日用品、工芸品、時計、メガネ、文房具、アクセサリーなどを扱う「旅游購物中心」(2区西33号門2階と3階)と、おもちゃを扱う「玩具購物旅游特色街」(1区1階8-14号門)、そしてカバンを扱う「箱包購物旅游専区」(2区中央大庁1階2―6号門及び4階東38-42号門)の全3店だ。
 ここでは、ロット数が多くて買えなかった商品も1個から買える。価格も、卸価格と変わらないものもある。
大人気だったリモコンヘリコプターは卸価格と同じ240元。
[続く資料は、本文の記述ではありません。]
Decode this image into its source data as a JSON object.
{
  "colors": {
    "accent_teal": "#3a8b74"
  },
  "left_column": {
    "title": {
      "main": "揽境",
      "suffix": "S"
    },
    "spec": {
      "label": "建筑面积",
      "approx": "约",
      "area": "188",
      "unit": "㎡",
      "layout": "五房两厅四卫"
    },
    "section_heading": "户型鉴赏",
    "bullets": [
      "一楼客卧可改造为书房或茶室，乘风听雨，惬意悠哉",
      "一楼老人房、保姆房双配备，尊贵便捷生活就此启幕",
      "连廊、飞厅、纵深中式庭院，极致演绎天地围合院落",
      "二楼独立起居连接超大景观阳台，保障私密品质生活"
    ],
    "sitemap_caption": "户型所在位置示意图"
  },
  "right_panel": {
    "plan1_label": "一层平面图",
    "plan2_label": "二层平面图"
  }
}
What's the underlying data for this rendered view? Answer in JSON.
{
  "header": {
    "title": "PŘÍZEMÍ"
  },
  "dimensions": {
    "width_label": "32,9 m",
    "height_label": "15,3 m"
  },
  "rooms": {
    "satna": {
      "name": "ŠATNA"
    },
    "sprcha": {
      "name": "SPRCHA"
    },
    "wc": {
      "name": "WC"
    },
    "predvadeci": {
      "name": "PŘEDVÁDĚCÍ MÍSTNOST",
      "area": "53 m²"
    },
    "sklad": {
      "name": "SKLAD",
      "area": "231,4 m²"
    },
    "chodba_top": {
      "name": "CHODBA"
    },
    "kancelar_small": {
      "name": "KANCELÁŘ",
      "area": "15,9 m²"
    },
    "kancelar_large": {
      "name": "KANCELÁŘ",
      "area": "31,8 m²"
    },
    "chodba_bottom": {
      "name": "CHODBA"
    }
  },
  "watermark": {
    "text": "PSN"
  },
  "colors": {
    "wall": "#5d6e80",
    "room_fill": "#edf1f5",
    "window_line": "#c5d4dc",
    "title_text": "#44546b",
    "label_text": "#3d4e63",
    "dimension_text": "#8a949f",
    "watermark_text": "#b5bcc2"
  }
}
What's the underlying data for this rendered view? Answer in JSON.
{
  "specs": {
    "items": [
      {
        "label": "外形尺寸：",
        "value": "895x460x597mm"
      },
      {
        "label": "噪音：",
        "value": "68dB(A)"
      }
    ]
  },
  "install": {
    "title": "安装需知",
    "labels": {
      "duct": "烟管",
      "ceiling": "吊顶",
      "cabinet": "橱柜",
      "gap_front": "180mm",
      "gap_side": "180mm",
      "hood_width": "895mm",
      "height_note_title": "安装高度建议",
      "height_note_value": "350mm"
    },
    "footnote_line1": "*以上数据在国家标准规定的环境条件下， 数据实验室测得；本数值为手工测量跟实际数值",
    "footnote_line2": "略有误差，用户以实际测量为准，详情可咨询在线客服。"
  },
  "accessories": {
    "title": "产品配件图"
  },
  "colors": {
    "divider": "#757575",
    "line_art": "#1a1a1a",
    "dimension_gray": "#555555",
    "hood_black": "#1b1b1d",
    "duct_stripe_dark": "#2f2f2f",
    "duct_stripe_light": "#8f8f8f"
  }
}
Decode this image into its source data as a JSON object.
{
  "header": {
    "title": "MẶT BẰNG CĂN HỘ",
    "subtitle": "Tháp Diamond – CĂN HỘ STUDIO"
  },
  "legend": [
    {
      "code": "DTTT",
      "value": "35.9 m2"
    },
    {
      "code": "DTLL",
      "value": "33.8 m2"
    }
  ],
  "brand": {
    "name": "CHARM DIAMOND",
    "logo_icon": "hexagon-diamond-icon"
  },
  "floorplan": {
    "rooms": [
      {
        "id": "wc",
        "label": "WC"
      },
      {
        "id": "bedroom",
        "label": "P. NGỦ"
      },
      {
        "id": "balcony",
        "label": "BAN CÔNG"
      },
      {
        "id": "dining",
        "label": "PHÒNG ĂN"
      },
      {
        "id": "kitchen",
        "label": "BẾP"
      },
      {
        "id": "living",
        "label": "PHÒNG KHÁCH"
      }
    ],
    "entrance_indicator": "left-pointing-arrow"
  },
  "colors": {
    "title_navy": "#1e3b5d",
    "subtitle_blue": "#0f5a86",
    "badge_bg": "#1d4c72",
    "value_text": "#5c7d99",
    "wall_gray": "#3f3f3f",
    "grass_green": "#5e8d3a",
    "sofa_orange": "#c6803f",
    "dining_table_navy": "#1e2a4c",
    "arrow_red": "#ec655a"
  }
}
値切れるので、卸価格を頭に入れて交渉してみよう。


歩き回ったら一休み
市場内にはレストラン多数

 ものすごい広さの義烏を歩き回ると疲れること必至。
適度に休みをとりながら回ろう。
 昼食は、市場内にたくさんあるレストランを利用するのが効率的。
まずはカウンターでコインを買い、好きなおかずをトレイに取る時にそのコインで支払うシステム。
余ったコインはまた現金に交換できる。
このほかに喫茶店などもあるので、一休みスポットには事欠かないだろう。


夜の義烏は違う顔
1泊で楽しむ中東世界!?

 市場は17時前に早々と店じまいしてしまうが、その後は各国料理のレストラン街が活気を呈し始める。
中でもアラブ料理の店は異彩を放ち、まるで中東に来たような雰囲気だ。
 福田市場からタクシーで約15分の「商貿区夜市」。
この稠州路界隈を訪れると、シシカバブの香りが鼻腔をくすぐる。
あちこちで、中東系のおじさんが水タバコ(イスラム圏でポピュラーな喫煙具の一種)を楽しんでいる。
フルーツや花の香りなど、様々な水タバコのフレーバーが昼の疲れを癒すはずだ。
 夜の義烏を味わうなら、是非1泊を。
3ツ星級なら150元前後~、5ツ星級でも400元前後から宿泊できる。
そこには、昼とは異なる夜の顔が待ち受けている。